One desi's analysis of how the Opal Mehta snafu saved Kavvya's life is spot on. I cannot comment on how it is to grow up inside a model minority pressure chamber in America, but I can imagine it is as terrible as the author describes.
Parents back home are over-achieving and pushy. Academic and other success of their children are trophies on permanent display. There is not much to separate a high-achiever Indian kid and a performing monkey - except with the kid, the show never ends.
My kid is bigger, better, smarter than yours is a theme I am only too familiar with. I felt cooked, stewed and ready to be served by the end of high school except I was allowed to sneak out of the crock-pot before getting myself into a name brand college.

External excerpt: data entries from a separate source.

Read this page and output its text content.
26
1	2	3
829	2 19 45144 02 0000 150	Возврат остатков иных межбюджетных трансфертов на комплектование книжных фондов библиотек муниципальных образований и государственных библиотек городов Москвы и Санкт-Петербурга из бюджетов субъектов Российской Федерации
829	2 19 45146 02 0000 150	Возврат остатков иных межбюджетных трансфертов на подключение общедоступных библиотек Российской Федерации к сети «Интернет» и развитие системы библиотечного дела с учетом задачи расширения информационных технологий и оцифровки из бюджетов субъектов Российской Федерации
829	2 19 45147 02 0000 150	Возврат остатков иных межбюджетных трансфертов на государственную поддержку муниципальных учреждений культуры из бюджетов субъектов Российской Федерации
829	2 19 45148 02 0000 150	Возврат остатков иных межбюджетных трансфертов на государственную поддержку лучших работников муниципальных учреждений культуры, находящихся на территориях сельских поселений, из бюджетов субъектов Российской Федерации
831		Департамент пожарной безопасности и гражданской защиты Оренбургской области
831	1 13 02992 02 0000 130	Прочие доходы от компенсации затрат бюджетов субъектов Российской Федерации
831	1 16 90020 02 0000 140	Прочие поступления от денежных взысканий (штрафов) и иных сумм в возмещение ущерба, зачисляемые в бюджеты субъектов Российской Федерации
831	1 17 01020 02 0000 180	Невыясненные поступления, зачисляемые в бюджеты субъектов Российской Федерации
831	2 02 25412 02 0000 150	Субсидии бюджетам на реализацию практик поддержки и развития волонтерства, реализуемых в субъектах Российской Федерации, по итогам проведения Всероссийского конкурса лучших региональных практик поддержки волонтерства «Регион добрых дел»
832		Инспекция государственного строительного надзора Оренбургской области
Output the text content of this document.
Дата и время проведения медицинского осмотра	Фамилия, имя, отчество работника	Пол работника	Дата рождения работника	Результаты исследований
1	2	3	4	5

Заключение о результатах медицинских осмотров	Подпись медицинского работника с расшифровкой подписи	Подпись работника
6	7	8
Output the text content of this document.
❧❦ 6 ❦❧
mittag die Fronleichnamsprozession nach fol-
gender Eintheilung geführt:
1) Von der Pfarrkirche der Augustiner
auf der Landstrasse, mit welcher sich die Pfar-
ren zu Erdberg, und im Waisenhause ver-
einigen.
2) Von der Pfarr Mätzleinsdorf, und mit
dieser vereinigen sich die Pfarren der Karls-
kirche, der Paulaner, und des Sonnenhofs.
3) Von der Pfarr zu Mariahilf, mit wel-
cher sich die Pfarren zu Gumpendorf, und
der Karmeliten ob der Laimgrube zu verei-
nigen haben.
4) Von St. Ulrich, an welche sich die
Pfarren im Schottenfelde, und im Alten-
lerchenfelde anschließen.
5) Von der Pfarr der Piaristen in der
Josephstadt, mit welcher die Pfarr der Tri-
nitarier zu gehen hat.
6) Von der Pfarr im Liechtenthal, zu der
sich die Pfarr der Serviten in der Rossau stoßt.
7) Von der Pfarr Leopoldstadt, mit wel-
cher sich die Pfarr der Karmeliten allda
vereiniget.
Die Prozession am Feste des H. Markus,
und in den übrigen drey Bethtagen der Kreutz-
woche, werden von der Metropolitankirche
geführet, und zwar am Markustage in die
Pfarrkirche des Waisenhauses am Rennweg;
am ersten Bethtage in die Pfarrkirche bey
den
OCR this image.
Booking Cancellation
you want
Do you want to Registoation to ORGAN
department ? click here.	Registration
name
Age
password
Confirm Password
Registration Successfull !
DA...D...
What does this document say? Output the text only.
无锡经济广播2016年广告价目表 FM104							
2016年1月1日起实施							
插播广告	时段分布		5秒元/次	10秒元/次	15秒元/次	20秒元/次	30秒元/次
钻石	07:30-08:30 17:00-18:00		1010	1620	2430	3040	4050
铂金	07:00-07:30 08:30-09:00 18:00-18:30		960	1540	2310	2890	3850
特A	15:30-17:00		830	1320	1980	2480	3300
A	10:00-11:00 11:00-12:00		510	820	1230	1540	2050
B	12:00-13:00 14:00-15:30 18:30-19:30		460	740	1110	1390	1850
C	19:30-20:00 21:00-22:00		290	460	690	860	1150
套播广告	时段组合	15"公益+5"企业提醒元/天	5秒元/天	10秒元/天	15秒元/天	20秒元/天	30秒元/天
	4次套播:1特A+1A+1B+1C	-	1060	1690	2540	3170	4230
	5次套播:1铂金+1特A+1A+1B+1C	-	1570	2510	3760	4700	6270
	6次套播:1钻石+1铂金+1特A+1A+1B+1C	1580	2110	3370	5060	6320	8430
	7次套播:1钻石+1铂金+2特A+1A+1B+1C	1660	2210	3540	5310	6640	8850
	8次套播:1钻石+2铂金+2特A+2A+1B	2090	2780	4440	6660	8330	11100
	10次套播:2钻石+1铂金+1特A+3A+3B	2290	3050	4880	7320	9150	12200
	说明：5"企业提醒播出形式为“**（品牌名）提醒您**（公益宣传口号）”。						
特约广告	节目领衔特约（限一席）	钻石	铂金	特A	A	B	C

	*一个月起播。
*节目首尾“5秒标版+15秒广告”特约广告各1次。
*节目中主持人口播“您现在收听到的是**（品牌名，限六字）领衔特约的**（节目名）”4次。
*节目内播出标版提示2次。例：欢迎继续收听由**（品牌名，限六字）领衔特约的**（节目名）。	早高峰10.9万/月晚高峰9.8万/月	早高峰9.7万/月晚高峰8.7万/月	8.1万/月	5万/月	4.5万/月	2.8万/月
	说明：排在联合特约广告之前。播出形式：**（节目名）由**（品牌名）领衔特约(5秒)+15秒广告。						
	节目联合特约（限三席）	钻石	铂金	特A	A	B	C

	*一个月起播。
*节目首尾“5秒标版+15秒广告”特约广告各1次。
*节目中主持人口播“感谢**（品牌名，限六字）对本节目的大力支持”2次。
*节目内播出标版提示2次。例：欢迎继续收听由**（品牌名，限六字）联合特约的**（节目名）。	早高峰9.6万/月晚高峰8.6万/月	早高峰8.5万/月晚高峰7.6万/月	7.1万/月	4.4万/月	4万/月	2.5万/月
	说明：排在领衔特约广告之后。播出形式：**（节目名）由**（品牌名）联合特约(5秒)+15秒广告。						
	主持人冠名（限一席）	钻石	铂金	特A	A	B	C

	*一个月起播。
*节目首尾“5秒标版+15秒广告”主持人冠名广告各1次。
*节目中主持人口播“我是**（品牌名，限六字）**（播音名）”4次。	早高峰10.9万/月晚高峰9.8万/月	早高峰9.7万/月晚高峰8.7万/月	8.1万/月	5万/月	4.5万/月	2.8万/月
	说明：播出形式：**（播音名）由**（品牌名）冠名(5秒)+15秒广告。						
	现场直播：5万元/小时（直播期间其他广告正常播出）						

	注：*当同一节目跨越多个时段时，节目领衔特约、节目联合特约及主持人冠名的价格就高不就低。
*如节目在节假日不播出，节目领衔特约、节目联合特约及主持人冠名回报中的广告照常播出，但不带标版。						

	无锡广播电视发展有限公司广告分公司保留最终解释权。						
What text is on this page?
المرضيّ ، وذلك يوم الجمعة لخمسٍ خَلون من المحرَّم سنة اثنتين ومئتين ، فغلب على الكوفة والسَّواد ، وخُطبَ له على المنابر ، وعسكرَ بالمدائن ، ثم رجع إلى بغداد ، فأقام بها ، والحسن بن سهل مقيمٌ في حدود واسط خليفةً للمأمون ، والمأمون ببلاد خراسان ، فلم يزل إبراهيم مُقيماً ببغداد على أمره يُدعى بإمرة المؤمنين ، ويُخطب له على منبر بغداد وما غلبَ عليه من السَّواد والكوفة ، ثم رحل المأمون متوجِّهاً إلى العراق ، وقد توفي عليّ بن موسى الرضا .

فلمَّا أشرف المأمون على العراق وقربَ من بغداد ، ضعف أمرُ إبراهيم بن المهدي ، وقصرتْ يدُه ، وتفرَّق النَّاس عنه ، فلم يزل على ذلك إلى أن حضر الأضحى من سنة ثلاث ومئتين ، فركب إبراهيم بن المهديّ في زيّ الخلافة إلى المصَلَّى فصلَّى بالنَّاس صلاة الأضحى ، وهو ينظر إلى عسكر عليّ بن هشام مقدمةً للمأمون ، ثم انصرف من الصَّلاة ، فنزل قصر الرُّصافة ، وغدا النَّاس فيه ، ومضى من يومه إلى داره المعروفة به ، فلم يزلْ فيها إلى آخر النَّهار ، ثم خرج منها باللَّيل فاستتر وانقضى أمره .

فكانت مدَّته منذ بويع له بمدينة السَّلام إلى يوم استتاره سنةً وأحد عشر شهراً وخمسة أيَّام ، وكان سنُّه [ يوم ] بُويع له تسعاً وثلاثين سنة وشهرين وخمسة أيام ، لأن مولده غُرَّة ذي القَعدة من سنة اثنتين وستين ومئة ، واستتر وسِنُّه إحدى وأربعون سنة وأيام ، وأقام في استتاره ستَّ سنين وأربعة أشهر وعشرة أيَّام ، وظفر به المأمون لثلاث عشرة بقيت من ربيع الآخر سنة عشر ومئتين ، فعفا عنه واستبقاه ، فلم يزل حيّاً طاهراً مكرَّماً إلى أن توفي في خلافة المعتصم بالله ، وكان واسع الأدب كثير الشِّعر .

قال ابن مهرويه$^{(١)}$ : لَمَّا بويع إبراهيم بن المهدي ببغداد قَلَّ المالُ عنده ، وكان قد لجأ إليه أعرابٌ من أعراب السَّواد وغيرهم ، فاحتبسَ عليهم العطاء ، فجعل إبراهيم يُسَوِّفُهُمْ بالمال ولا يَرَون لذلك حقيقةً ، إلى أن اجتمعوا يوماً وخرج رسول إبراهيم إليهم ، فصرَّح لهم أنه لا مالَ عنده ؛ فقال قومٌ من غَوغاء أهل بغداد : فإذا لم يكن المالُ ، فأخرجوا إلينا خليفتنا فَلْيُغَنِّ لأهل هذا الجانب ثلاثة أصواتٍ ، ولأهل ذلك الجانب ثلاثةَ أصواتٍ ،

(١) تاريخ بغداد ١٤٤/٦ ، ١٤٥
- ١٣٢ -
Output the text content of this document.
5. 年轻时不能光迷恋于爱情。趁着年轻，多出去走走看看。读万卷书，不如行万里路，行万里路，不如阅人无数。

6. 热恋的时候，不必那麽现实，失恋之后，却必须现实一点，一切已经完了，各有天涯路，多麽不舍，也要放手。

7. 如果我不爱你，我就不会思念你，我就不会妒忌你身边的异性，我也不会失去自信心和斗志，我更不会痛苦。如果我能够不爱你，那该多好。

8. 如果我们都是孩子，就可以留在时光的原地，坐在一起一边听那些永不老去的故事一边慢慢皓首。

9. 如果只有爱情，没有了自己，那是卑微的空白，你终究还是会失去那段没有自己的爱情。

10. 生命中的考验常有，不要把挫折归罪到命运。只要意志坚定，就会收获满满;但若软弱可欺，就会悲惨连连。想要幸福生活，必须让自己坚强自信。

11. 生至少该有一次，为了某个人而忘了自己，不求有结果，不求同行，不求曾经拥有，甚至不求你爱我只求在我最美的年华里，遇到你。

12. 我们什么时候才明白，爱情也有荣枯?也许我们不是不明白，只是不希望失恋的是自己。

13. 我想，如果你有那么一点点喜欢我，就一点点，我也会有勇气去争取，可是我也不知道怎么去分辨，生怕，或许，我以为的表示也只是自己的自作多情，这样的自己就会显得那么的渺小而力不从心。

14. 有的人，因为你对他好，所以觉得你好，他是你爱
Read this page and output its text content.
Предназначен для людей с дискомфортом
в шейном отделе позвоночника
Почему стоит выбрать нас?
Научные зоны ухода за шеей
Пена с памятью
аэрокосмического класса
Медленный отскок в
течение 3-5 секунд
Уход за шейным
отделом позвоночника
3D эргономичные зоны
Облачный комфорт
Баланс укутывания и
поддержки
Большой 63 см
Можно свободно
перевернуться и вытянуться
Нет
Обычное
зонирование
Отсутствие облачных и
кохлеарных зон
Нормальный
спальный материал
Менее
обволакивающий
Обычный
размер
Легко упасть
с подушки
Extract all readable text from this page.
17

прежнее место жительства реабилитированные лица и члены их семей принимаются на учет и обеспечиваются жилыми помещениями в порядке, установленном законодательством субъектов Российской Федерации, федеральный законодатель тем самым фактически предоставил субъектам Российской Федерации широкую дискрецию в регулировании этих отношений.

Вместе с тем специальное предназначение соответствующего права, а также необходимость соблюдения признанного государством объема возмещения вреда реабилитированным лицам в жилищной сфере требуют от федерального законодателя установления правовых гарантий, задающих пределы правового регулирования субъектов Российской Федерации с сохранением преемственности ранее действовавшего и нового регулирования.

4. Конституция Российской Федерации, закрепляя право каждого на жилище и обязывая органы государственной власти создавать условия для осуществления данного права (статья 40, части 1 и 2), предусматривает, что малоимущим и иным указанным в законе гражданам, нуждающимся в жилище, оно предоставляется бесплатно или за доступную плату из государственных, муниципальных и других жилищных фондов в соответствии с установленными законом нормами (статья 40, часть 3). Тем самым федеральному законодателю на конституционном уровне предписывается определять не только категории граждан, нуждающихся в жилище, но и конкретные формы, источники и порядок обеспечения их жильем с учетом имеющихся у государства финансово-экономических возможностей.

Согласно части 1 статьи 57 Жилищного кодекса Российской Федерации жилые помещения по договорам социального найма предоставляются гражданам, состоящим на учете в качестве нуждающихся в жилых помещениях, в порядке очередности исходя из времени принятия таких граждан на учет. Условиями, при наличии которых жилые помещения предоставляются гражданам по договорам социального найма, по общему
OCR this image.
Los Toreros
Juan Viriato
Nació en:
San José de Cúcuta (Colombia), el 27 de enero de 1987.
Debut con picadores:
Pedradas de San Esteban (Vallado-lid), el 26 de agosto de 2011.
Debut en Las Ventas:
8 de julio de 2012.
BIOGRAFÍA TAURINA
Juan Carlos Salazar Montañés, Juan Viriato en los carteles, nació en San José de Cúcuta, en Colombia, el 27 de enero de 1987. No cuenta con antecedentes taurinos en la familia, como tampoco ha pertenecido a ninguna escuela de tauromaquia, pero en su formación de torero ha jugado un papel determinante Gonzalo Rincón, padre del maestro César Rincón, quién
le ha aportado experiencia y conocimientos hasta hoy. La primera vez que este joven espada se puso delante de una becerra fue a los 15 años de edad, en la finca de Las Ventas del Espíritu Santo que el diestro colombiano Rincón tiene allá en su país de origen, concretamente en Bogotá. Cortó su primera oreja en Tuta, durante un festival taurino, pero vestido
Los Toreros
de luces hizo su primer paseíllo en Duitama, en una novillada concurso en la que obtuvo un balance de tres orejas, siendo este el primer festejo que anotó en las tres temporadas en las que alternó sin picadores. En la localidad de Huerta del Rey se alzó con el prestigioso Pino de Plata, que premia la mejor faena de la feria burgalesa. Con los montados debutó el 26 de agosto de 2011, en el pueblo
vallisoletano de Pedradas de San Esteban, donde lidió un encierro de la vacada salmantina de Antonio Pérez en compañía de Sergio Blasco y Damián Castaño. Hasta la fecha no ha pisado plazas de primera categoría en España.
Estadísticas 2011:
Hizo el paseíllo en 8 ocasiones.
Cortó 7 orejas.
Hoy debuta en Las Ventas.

Successful parents are able to transfer the sum total of their pressures without any loss to the child - from then on the kid is a self-propelled machine that has two possible end states programmed - to make it or break it. At my college, I saw a suicide every year I was there - the shock quotient reduced over time. There was rampant drug addiction too though it had ceased to be characterized as problemo numero uno by the time I came of age.
It is not for nothing that I keep J and myself away from the desi community here - the brethren can shove her into the communal crock-pot so quick, that J won't know what hit her until she came out cooked beyond salvation, spelling aardvark to zuchetto in her dreams.